Das entlockt ihm ein kleines Lächeln. „Meinetwegen."
„Davor zu sterben. Das fürchte ich am meisten. Nicht den Tod selbst, aber das Sterben an sich. Ich habe Angst davor, dass es schmerzhaft wird", murmele ich und atme einmal tief durch.
Kaum zu glauben, dass ich ihn vor ein paar Monaten nicht einmal kannte. Und nun sitze ich neben ihm in seinem Auto und erzähle ihm Dinge, die ich nicht einmal meinen besten Freunden erzähle.
„Zu Sterben, hm?"
„Weißt du was, Jul? Ich bin sicher, dass du eines Tages einfach einschlafen wirst. Friedlich und ohne Schmerzen", flüstert er und streicht mir über die Wange.
Ich nicke zaghaft und sehe ihn an, nur um festzustellen, dass sein Blick bereits auf mich gerichtet ist. „Ja vielleicht", murmele ich und wende mich ab. Ich bin es leid, ihn anzulügen. Aber es ist nur zu seinem Besten.
„Ganz sicher", meint er überzeugt.
„Warum wolltest du das wissen?", frage ich ihn, nachdem es einige Zeit still gewesen ist.
„Ich schätze, ich will dich einfach näher kennen lernen, Jules.
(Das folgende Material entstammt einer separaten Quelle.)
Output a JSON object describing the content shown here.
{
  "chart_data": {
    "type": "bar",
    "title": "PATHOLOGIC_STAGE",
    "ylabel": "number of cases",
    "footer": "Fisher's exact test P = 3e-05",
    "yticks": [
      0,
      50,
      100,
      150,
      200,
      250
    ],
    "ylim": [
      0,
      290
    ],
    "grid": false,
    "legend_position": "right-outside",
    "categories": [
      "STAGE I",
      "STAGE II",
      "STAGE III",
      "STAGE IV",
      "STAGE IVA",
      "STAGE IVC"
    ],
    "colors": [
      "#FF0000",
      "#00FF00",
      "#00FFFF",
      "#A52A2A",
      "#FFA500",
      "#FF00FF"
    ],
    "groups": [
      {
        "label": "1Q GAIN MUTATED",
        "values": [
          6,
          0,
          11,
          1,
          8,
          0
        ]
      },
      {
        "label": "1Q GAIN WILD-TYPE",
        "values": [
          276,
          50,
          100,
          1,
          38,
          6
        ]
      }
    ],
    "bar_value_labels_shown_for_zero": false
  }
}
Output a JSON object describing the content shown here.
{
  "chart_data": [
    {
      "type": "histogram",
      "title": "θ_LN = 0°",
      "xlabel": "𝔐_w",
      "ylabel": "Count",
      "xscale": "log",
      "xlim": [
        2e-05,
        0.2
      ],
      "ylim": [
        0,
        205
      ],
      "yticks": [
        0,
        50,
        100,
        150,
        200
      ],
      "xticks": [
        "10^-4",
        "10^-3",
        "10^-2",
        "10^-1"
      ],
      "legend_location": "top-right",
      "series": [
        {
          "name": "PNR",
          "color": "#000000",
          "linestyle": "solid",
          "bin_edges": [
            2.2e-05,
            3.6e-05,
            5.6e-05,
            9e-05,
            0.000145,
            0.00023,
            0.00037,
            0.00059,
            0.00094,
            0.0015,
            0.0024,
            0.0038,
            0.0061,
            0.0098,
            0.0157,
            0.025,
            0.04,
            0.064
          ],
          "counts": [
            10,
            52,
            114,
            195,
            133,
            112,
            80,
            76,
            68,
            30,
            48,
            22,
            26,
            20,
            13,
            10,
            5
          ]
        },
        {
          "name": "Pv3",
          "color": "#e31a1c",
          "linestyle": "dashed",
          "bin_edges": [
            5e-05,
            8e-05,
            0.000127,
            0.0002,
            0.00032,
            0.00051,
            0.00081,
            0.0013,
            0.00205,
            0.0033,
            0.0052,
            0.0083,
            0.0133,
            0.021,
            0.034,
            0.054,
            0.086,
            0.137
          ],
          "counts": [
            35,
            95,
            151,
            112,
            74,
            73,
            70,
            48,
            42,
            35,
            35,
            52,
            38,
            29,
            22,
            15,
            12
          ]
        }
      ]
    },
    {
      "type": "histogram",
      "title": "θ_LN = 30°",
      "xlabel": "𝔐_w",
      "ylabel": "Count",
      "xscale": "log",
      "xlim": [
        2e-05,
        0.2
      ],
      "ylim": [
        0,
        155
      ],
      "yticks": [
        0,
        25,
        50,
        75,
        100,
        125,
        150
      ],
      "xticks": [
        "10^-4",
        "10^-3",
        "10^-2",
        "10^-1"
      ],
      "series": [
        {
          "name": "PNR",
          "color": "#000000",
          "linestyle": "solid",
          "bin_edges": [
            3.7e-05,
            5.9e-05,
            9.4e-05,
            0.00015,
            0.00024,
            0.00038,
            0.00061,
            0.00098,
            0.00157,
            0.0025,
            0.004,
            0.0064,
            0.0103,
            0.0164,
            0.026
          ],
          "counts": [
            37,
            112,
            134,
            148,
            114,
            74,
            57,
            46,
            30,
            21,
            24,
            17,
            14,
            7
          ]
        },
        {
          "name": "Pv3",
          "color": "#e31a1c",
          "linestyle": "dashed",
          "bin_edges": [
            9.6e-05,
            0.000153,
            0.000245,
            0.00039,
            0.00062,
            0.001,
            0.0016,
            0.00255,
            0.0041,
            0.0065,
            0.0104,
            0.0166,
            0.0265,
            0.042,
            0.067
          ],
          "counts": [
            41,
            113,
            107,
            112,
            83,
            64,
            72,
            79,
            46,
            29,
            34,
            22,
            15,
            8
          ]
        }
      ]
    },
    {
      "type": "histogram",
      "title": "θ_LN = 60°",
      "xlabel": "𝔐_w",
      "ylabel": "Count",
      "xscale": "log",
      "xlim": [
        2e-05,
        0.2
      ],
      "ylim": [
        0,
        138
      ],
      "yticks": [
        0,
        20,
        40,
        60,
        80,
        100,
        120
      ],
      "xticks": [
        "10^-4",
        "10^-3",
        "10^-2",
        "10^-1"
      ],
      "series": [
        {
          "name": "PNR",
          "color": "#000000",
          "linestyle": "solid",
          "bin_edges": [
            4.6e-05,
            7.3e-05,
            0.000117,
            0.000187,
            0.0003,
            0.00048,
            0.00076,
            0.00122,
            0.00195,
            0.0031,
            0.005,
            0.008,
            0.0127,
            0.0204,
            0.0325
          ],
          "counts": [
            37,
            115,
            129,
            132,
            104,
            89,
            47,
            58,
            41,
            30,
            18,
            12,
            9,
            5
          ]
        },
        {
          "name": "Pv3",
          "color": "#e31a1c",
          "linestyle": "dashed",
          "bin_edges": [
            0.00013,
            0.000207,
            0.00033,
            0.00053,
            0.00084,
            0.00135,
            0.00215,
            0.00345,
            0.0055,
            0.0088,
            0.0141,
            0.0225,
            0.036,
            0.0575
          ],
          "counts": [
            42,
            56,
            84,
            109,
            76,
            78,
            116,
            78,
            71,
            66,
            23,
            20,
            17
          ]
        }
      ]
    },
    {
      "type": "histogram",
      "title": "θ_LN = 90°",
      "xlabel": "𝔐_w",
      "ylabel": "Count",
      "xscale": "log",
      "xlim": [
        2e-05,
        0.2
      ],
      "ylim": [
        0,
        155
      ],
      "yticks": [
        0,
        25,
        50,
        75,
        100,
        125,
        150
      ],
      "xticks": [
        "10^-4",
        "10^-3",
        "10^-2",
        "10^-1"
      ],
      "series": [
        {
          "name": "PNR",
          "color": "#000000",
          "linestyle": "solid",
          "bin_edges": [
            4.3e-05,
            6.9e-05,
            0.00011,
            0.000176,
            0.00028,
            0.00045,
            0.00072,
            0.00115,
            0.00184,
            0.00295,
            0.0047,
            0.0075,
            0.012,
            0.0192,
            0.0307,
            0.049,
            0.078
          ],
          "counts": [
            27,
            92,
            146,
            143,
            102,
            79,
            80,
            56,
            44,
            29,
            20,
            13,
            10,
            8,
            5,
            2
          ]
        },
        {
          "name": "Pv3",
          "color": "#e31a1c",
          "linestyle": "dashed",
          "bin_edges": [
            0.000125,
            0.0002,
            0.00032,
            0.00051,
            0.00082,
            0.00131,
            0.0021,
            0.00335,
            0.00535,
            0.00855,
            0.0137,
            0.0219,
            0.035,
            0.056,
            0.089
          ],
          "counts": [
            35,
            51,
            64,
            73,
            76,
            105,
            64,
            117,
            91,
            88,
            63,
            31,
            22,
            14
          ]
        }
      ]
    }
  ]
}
Und mit Kennenlernen meine ich nicht nur Spaß haben, sondern auch Dinge über dich zu wissen, die sonst kein anderer weiß", erwidert er und lacht zittrig.
„Willst du etwas wissen, was sonst keiner weiß?", frage ich ihn, selbst überrascht darüber, dass ich den Mut dazu finde.
„Wenn du es mir erzählen willst", lächelt er.
„Es gibt da diesen Jungen. Er ist vollkommen verrückt und sitzt jeden Mittag auf dem Spielplatz vor meiner Tür. Anfangs dachte ich, er wäre ein gemeiner Mistkerl. Aber mit der Zeit ist er mir ziemlich ans Herz gewachsen. Und ich mag ihn echt gerne. Ich mag ihn sogar mehr, als ich wahrscheinlich sollte", flüstere ich.
Ashton starrt mich an und ich merke, wie mein Herz aussetzt. Wieso habe ich das bloß gesagt? Wie konnte ich nur so doof sein?
„Es gibt da dieses Mädchen. Das ist mutig und verrückt und absolut liebenswert. Es sitzt neben mir in meiner Schrottkarre von Auto. Und am liebsten würde ich es jetzt küssen", flüstert Ashton.
Unsere Blicke kreuzen sich und einen Moment lang halte ich die Luft an, während er mir näher kommt.
„Das ist wahrscheinlich keine so gute Idee", stoße ich hervor.
Mein Herz bricht in tausend Teile, als ich seinen verletzten Blick sehe.
„Tut mir leid, Ash."
„Schon okay." Er versucht sich an einem Lächeln, das gnadenlos misslingt. „Ich nehme an, wir sehen uns dann morgen?"
Ich nicke und steige aus. „Bis morgen, Ash."
„Ja. Bis Morgen, Jul." Er lacht zittrig und ich werfe die Autotür zu.
Dann gehe ich zur Haustür und drehe den Schlüssel im Schloss, ohne mich noch einmal umzudrehen.